In my last blog post I explained the principles of Replication Services and the possibilities it offers in a BI environment. One of the possibilities I described was the use of snapshot replication as an ETL extraction tool:
“Snapshot Replication can also be useful in BI environments, if you don’t need a near real-time copy of the database, you can choose to use this form of replication. Next to an alternative for Transactional Replication it can be used to stage data so it can be transformed and moved into the data warehousing environment afterwards.
In many solutions I have seen developers create multiple SSIS packages that simply copies data from one or more source systems to a staging database that figures as source for the ETL process. The creation of these packages takes a lot of (boring) time, while Replication Services can do the same in minutes. It is possible to filter out columns and/or records and it can even apply schema changes automatically so I think it offers enough features here. I don’t know how the performance will be and if it really works as good for this purpose as I expect, but I want to try this out soon!”
Well I have tried it out and I must say it worked well. I was able to let replication services do work in a fraction of the time it would cost me to do the same in SSIS.
What I did was the following:
- Configure snapshot replication for some Adventure Works tables, this was quite simple and straightforward.
- Create an SSIS package that executes the snapshot replication on demand and waits for its completion.
This is something that you can’t do with out of the box functionality. While configuring the snapshot replication two SQL Agent Jobs are created, one for the creation of the snapshot and one for the distribution of the snapshot. Unfortunately these jobs are asynchronous which means that if you execute them they immediately report back if the job started successfully or not, they do not wait for completion and report its result afterwards. So I had to create an SSIS package that executes the jobs and waits for their completion before the rest of the ETL process continues.
Fortunately I was able to create the SSIS package with the desired functionality. I have made a step-by-step guide that will help you configure the snapshot replication and I have uploaded the SSIS package you need to execute it.
Configure snapshot replication
In this example I ran the Agent under the SQL Server Agent service account. This is not recommended as a security best practice. Fortunately there is an excellent article on TechNet which tells you exactly how to set up the security for replication services. Read it here and make sure you follow the guidelines!
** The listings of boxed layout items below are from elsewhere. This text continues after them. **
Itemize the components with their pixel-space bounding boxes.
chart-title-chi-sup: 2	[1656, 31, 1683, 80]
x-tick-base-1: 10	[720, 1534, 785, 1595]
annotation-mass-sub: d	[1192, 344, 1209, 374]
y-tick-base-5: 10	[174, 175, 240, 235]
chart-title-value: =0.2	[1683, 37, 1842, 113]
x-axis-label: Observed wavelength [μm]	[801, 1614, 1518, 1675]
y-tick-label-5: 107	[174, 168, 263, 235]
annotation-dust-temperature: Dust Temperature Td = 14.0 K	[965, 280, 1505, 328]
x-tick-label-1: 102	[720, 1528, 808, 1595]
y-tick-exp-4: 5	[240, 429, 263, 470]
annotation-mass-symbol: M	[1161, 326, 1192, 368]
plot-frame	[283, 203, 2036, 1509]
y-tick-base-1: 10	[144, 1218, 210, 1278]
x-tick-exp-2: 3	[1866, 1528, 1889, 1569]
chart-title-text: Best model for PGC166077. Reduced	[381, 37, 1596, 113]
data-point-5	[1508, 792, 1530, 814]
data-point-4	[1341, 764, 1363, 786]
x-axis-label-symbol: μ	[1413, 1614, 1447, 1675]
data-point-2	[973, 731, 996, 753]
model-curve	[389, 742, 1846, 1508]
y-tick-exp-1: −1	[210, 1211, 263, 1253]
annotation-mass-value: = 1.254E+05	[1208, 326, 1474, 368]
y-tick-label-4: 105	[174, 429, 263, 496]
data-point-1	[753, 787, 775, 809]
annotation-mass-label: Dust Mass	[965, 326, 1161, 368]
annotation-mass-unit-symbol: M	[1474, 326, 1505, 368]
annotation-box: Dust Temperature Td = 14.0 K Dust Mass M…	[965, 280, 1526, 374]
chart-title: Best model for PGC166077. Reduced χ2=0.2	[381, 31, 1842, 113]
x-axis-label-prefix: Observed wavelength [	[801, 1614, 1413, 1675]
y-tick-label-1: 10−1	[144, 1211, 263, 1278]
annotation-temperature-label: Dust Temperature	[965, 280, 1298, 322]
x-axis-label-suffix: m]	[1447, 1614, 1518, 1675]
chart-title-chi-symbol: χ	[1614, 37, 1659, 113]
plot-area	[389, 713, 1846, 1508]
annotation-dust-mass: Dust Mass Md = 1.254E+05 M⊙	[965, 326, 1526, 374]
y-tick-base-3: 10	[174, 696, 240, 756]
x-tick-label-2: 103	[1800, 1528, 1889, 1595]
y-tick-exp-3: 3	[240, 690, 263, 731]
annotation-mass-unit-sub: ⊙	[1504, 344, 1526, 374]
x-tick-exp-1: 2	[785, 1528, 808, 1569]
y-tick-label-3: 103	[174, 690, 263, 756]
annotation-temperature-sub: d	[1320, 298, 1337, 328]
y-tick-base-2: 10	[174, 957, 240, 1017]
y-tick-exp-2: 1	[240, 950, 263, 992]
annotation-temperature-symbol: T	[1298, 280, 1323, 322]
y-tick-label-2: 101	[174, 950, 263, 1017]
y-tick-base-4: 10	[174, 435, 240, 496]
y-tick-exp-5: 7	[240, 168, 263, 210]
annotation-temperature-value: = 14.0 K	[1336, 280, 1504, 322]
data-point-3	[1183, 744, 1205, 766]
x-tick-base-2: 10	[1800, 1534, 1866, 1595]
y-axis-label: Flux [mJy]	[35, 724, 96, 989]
Now the publication is created successfully its time to create a new subscription for this publication.
You can now choose where the Distribution Agent should run. If it runs at the distributor (push subscriptions) it causes extra processing overhead. If you use a separate server for your ETL process and databases choose to run each agent at its subscriber (pull subscriptions) to reduce the processing overhead at the distributor.
Again, in this example I ran the Agent under the SQL Server Agent service account. Read the security best practices here
Now expand the SQL Server Agent, go to Jobs and search for the job that creates the snapshot:
Now search for the job that distributes the snapshot:
Create an SSIS package that executes the snapshot replication
We now need an SSIS package that will take care of the execution of both jobs. The CreateSnapshot job needs to execute and finish before the DistributeSnapshot job runs. After the DistributeSnapshot job has started the package needs to wait until its finished before the package execution finishes.
The Execute SQL Server Agent Job Task is designed to execute SQL Agent Jobs from SSIS. Unfortunately this SSIS task only executes the job and reports back if the job started succesfully or not, it does not report if the job actually completed with success or failure. This is because these jobs are asynchronous.
The SSIS package I’ve created does the following:
- It runs the CreateSnapshot job
- It checks every 5 seconds if the job is completed with a for loop
- When the CreateSnapshot job is completed it starts the DistributeSnapshot job
- And again it waits until the snapshot is delivered before the package will finish successfully
Quite simple and the package is ready to use as standalone extract mechanism. After executing the package the replicated tables are added to the subscriber database and are filled with data:
Download the SSIS package here (SSIS 2008)
In this example I only replicated 5 tables, I could create a SSIS package that does the same in approximately the same amount of time. But if I replicated all the 70+ AdventureWorks tables I would save a lot of time and boring work! With replication services you also benefit from the feature that schema changes are applied automatically which means your entire extract phase wont break. Because a snapshot is created using the bcp utility (bulk copy) it’s also quite fast, so the performance will be quite good.
Disadvantages of using snapshot replication as extraction tool is the limitation on source systems. You can only choose SQL Server or Oracle databases to act as a publisher.
So if you plan to build an extract phase for your ETL process that will invoke a lot of tables think about replication services, it would save you a lot of time and thanks to the Extract SSIS package I’ve created you can perfectly fit it in your usual SSIS ETL process.